Find all possible values of $(-i)^{i}$.

Question

Find all possible values of $(-i)^{i}$.

Here is my attempt:

$(-i)^{i}=\mathit{e}^{ilog(-i)}=\mathit{e}^{i(log|-i|+iarg(-i))}=\mathit{e}^{-\frac{3\pi}{2}}=\mathit{e}^{\frac{\pi}{2}+2\pi n}$, where $n$ is an integer.

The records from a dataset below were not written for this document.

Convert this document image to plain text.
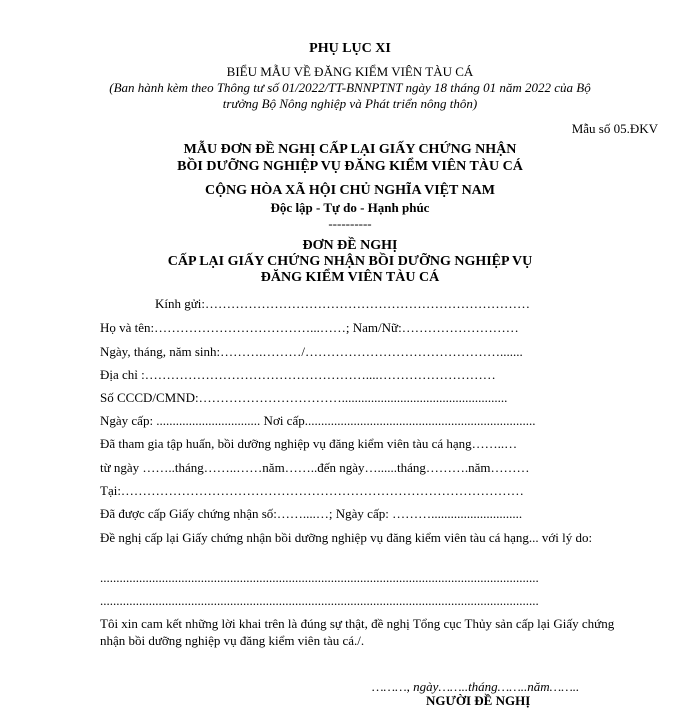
PHỤ LỤC XI
BIỂU MẪU VỀ ĐĂNG KIỂM VIÊN TÀU CÁ
(Ban hành kèm theo Thông tư số 01/2022/TT-BNNPTNT ngày 18 tháng 01 năm 2022 của Bộ
trưởng Bộ Nông nghiệp và Phát triển nông thôn)
Mẫu số 05.ĐKV
MẪU ĐƠN ĐỀ NGHỊ CẤP LẠI GIẤY CHỨNG NHẬN
BỒI DƯỠNG NGHIỆP VỤ ĐĂNG KIỂM VIÊN TÀU CÁ
CỘNG HÒA XÃ HỘI CHỦ NGHĨA VIỆT NAM
Độc lập - Tự do - Hạnh phúc
----------
ĐƠN ĐỀ NGHỊ
CẤP LẠI GIẤY CHỨNG NHẬN BỒI DƯỠNG NGHIỆP VỤ
ĐĂNG KIỂM VIÊN TÀU CÁ
Kính gửi:…………………………………………………………………
Họ và tên:………………………………...……; Nam/Nữ:………………………
Ngày, tháng, năm sinh:……….………/……………………………………….......
Địa chỉ :……………………………………………....………………………
Số CCCD/CMND:……………………………...................................................
Ngày cấp: ................................ Nơi cấp.......................................................................
Đã tham gia tập huấn, bồi dưỡng nghiệp vụ đăng kiểm viên tàu cá hạng……..…
từ ngày ……..tháng……..……năm……..đến ngày…......tháng……….năm………
Tại:…………………………………………………………………………………
Đã được cấp Giấy chứng nhận số:……....…; Ngày cấp: ………............................
Đề nghị cấp lại Giấy chứng nhận bồi dưỡng nghiệp vụ đăng kiểm viên tàu cá hạng... với lý do:
.......................................................................................................................................
.......................................................................................................................................
Tôi xin cam kết những lời khai trên là đúng sự thật, đề nghị Tổng cục Thủy sản cấp lại Giấy chứng nhận bồi dưỡng nghiệp vụ đăng kiểm viên tàu cá./.
………, ngày……..tháng……..năm……..
NGƯỜI ĐỀ NGHỊ
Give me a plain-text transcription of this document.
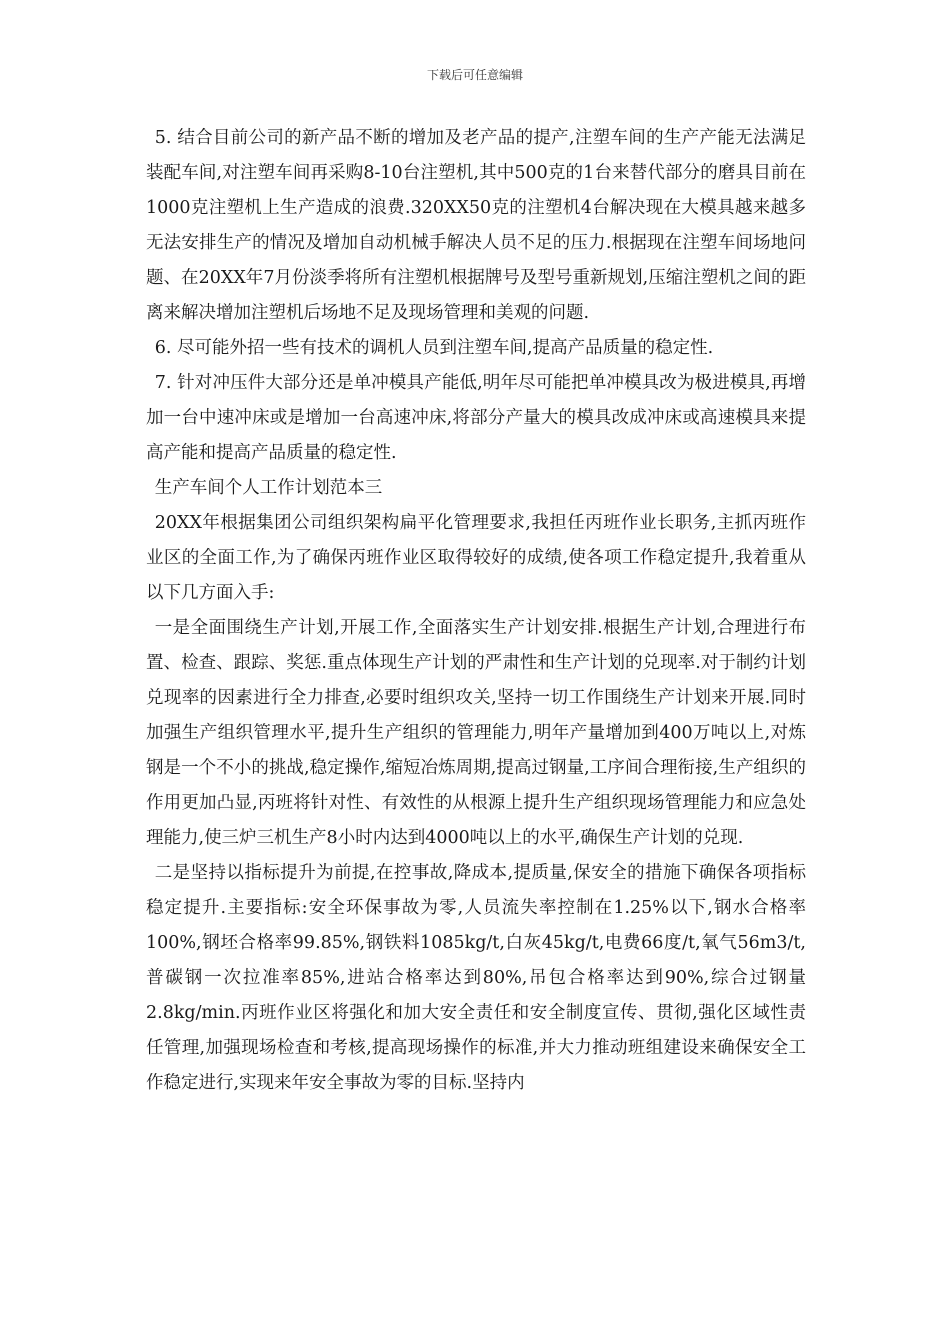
下载后可任意编辑

5. 结合目前公司的新产品不断的增加及老产品的提产,注塑车间的生产产能无法满足装配车间,对注塑车间再采购8-10台注塑机,其中500克的1台来替代部分的磨具目前在1000克注塑机上生产造成的浪费.320XX50克的注塑机4台解决现在大模具越来越多无法安排生产的情况及增加自动机械手解决人员不足的压力.根据现在注塑车间场地问题、在20XX年7月份淡季将所有注塑机根据牌号及型号重新规划,压缩注塑机之间的距离来解决增加注塑机后场地不足及现场管理和美观的问题.

6. 尽可能外招一些有技术的调机人员到注塑车间,提高产品质量的稳定性.

7. 针对冲压件大部分还是单冲模具产能低,明年尽可能把单冲模具改为极进模具,再增加一台中速冲床或是增加一台高速冲床,将部分产量大的模具改成冲床或高速模具来提高产能和提高产品质量的稳定性.

生产车间个人工作计划范本三

20XX年根据集团公司组织架构扁平化管理要求,我担任丙班作业长职务,主抓丙班作业区的全面工作,为了确保丙班作业区取得较好的成绩,使各项工作稳定提升,我着重从以下几方面入手:

一是全面围绕生产计划,开展工作,全面落实生产计划安排.根据生产计划,合理进行布置、检查、跟踪、奖惩.重点体现生产计划的严肃性和生产计划的兑现率.对于制约计划兑现率的因素进行全力排查,必要时组织攻关,坚持一切工作围绕生产计划来开展.同时加强生产组织管理水平,提升生产组织的管理能力,明年产量增加到400万吨以上,对炼钢是一个不小的挑战,稳定操作,缩短冶炼周期,提高过钢量,工序间合理衔接,生产组织的作用更加凸显,丙班将针对性、有效性的从根源上提升生产组织现场管理能力和应急处理能力,使三炉三机生产8小时内达到4000吨以上的水平,确保生产计划的兑现.

二是坚持以指标提升为前提,在控事故,降成本,提质量,保安全的措施下确保各项指标稳定提升.主要指标:安全环保事故为零,人员流失率控制在1.25%以下,钢水合格率100%,钢坯合格率99.85%,钢铁料1085kg/t,白灰45kg/t,电费66度/t,氧气56m3/t,普碳钢一次拉准率85%,进站合格率达到80%,吊包合格率达到90%,综合过钢量2.8kg/min.丙班作业区将强化和加大安全责任和安全制度宣传、贯彻,强化区域性责任管理,加强现场检查和考核,提高现场操作的标准,并大力推动班组建设来确保安全工作稳定进行,实现来年安全事故为零的目标.坚持内
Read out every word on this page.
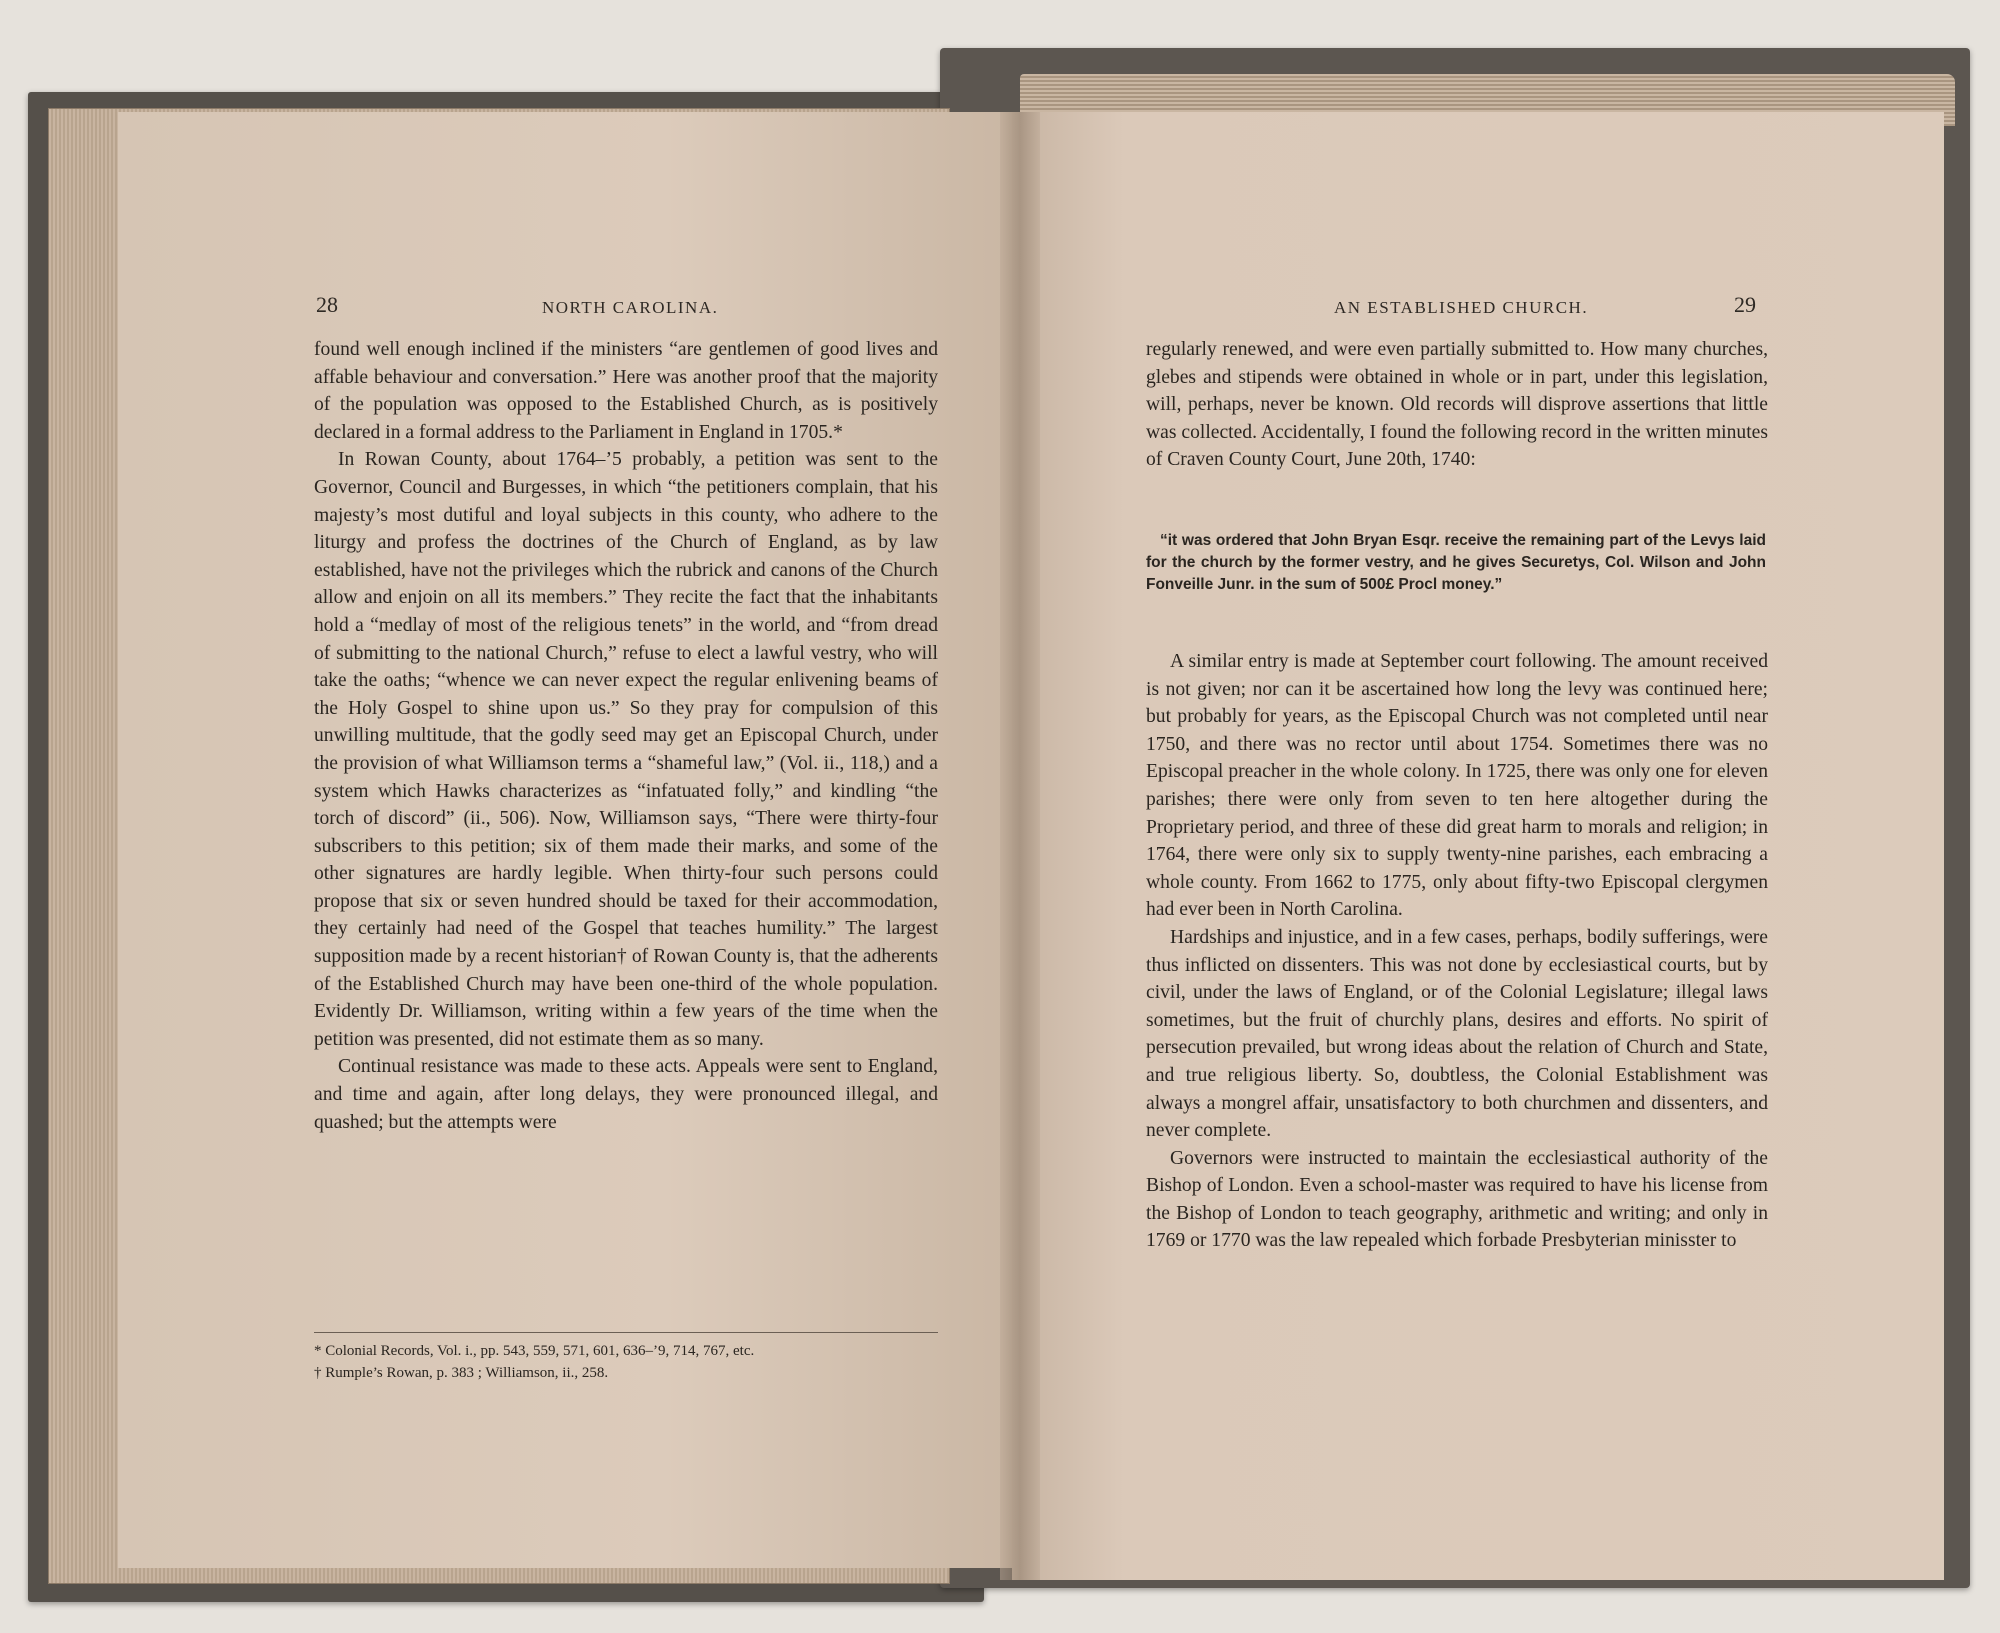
28	NORTH CAROLINA.

found well enough inclined if the ministers “are gentlemen of good lives and affable behaviour and conversation.” Here was another proof that the majority of the population was opposed to the Established Church, as is positively declared in a formal address to the Parliament in England in 1705.*

In Rowan County, about 1764–’5 probably, a petition was sent to the Governor, Council and Burgesses, in which “the petitioners complain, that his majesty’s most dutiful and loyal subjects in this county, who adhere to the liturgy and profess the doctrines of the Church of England, as by law established, have not the privileges which the rubrick and canons of the Church allow and enjoin on all its members.” They recite the fact that the inhabitants hold a “medlay of most of the religious tenets” in the world, and “from dread of submitting to the national Church,” refuse to elect a lawful vestry, who will take the oaths; “whence we can never expect the regular enlivening beams of the Holy Gospel to shine upon us.” So they pray for compulsion of this unwilling multitude, that the godly seed may get an Episcopal Church, under the provision of what Williamson terms a “shameful law,” (Vol. ii., 118,) and a system which Hawks characterizes as “infatuated folly,” and kindling “the torch of discord” (ii., 506). Now, Williamson says, “There were thirty-four subscribers to this petition; six of them made their marks, and some of the other signatures are hardly legible. When thirty-four such persons could propose that six or seven hundred should be taxed for their accommodation, they certainly had need of the Gospel that teaches humility.” The largest supposition made by a recent historian† of Rowan County is, that the adherents of the Established Church may have been one-third of the whole population. Evidently Dr. Williamson, writing within a few years of the time when the petition was presented, did not estimate them as so many.

Continual resistance was made to these acts. Appeals were sent to England, and time and again, after long delays, they were pronounced illegal, and quashed; but the attempts were

* Colonial Records, Vol. i., pp. 543, 559, 571, 601, 636–’9, 714, 767, etc.
† Rumple’s Rowan, p. 383 ; Williamson, ii., 258.
AN ESTABLISHED CHURCH.	29

regularly renewed, and were even partially submitted to. How many churches, glebes and stipends were obtained in whole or in part, under this legislation, will, perhaps, never be known. Old records will disprove assertions that little was collected. Accidentally, I found the following record in the written minutes of Craven County Court, June 20th, 1740:

“it was ordered that John Bryan Esqr. receive the remaining part of the Levys laid for the church by the former vestry, and he gives Securetys, Col. Wilson and John Fonveille Junr. in the sum of 500£ Procl money.”

A similar entry is made at September court following. The amount received is not given; nor can it be ascertained how long the levy was continued here; but probably for years, as the Episcopal Church was not completed until near 1750, and there was no rector until about 1754. Sometimes there was no Episcopal preacher in the whole colony. In 1725, there was only one for eleven parishes; there were only from seven to ten here altogether during the Proprietary period, and three of these did great harm to morals and religion; in 1764, there were only six to supply twenty-nine parishes, each embracing a whole county. From 1662 to 1775, only about fifty-two Episcopal clergymen had ever been in North Carolina.

Hardships and injustice, and in a few cases, perhaps, bodily sufferings, were thus inflicted on dissenters. This was not done by ecclesiastical courts, but by civil, under the laws of England, or of the Colonial Legislature; illegal laws sometimes, but the fruit of churchly plans, desires and efforts. No spirit of persecution prevailed, but wrong ideas about the relation of Church and State, and true religious liberty. So, doubtless, the Colonial Establishment was always a mongrel affair, unsatisfactory to both churchmen and dissenters, and never complete.

Governors were instructed to maintain the ecclesiastical authority of the Bishop of London. Even a school-master was required to have his license from the Bishop of London to teach geography, arithmetic and writing; and only in 1769 or 1770 was the law repealed which forbade Presbyterian minisster to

However, the answer is $\mathit{e}^{\frac{\pi}{2}-2\pi n}$. Why is $2\pi n$ being subtracted?

Answer 1

Note that the solutions

$$e^{\frac\pi2 - 2\pi n}\>\>\>\>\> \text{and} \>\>\>\>\>e^{\frac\pi2 + 2\pi n}$$

are equivalent for $n \in \mathbb{Z} $.

Answer 2

Since $i^2 = -1$, we will need to multiply our result by $-1$...to wit:

$$e^{i (\ln |-i| + i \arg (-i))}$$ $$e^{i (\ln 1 + \frac {3 \pi i}{2} \pm 2\pi i k)}$$ $$e^{i (0 + \frac {3 \pi i}{2} \pm 2\pi i k))}$$ $$e^{i (\frac {3 \pi i}{2} \pm 2\pi i k)}$$ $$e^{(-\frac {3 \pi}{2} \pm 2\pi k)}$$

The last answer is fine on its own, but using Quanto's answer above, each of the coterminal angles can be taken either clockwise or counterclockwise. Some books imply the exponential is positive, so in this case, we can use the coterminal angle to express this (i.e. $-\frac {3 \pi}{2} = \frac {\pi}{2})$; thus $$e^{(-\frac {3 \pi}{2} \pm 2\pi k)}\equiv e^{(\frac {\pi}{2} \pm 2\pi k)} $$

Answer 3

Sorry, I'm having trouble with Math.Jax but -i is exp(((4n+3)(pi)/2)i) so the answer is exp((-(4n+3)(pi)/2), where n is any integer.